“Really?” He threw down the cigarette and stepped on it.
“Really. I’ll call you tomorrow. We’ll get together, I’ll eat a whole pile of food. You can watch.”
Besides, I hadn’t been lying when I said I was planning on having breakfast. Just not right away.
I didn’t own a car, which wasn’t supposed to be a problem in San Francisco. It’s said to be one of the world’s great walking cities-fairly compact, with temperate weather and beautiful neighborhoods. All true, but even so: forty-nine square miles. In my first weeks here, I’d chronically underjudged the time it was going to take me to walk places. Now, of course, I had my bike-an old silver Motobecane, very fast, with drop handlebars and paint rubbed off the top tube where someone had probably kept a chain wrapped around it.
I’d been a messenger for eight months, long enough to develop the cyclist’s long, flat ellipse of muscle in my calf-I didn’t have that even back east in school, when I’d thought I was in the best shape of my life. Now a short, easy ride brought me to my destination, the Golden Gate Bridge. Ever since I’d come out to San Francisco, it had become something of a habit of mine to come up here when I didn’t have any big plan for my day.

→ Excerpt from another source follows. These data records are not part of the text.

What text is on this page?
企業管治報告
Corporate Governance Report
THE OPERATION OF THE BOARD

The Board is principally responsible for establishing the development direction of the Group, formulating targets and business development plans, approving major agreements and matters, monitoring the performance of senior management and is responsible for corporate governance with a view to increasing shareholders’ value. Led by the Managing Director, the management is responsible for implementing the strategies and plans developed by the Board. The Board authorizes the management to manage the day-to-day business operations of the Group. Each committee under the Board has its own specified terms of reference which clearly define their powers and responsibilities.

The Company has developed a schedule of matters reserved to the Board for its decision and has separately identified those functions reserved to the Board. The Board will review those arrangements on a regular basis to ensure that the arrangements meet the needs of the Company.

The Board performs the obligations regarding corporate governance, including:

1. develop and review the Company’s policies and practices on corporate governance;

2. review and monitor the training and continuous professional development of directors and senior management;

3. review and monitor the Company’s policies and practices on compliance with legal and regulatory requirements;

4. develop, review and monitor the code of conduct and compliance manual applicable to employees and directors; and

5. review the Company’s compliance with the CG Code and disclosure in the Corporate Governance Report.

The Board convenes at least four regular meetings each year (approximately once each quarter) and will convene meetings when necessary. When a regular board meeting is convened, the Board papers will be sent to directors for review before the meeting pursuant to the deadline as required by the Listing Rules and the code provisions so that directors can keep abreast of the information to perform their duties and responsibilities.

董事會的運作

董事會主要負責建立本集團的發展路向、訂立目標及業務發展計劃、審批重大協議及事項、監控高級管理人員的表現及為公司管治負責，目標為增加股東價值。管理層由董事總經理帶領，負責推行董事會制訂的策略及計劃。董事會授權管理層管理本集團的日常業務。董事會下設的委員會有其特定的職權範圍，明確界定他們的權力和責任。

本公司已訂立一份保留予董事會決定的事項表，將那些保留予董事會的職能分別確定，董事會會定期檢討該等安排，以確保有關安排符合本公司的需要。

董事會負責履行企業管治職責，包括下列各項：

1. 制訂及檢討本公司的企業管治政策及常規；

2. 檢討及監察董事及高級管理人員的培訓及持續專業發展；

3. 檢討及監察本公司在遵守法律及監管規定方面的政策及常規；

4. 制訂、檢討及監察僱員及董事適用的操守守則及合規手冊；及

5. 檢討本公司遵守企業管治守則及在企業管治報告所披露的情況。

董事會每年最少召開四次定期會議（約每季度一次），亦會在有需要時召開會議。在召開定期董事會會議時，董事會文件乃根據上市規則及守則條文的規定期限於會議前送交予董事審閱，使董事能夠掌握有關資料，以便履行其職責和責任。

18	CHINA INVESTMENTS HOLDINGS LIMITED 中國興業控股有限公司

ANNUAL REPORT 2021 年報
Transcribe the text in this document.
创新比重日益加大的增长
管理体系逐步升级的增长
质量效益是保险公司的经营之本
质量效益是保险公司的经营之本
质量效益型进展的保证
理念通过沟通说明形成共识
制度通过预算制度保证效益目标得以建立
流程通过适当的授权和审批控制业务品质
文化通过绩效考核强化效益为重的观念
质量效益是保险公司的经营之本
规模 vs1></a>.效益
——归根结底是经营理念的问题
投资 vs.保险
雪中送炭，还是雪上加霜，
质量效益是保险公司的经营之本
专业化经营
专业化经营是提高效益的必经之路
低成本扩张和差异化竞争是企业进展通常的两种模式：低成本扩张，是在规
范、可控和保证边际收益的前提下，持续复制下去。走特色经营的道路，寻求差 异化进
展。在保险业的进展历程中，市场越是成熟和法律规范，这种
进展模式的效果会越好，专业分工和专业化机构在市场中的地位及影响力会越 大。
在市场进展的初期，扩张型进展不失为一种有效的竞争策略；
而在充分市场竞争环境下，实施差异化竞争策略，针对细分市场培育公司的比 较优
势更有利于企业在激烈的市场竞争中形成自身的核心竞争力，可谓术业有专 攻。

If you’ve driven in California and visited the Bay Area, the bridge you most likely drove on was the Bay Bridge. It connects San Francisco to the East Bay. It is heavily trafficked, double-decked, beautiful in an industrial way. But it isn’t an icon. The Golden Gate Bridge is, largely due to its location: It serves as a kind of borderline between the enclosed waters of the Bay and the open water of the Pacific, between the American continent and the rest of the world. It is open to cyclists and to pedestrians, many of whom are dazzled tourists. In its most mundane sense, it is the bridge between the city and the Marin headlands. But to twenty or more people a year, it is the bridge to eternity.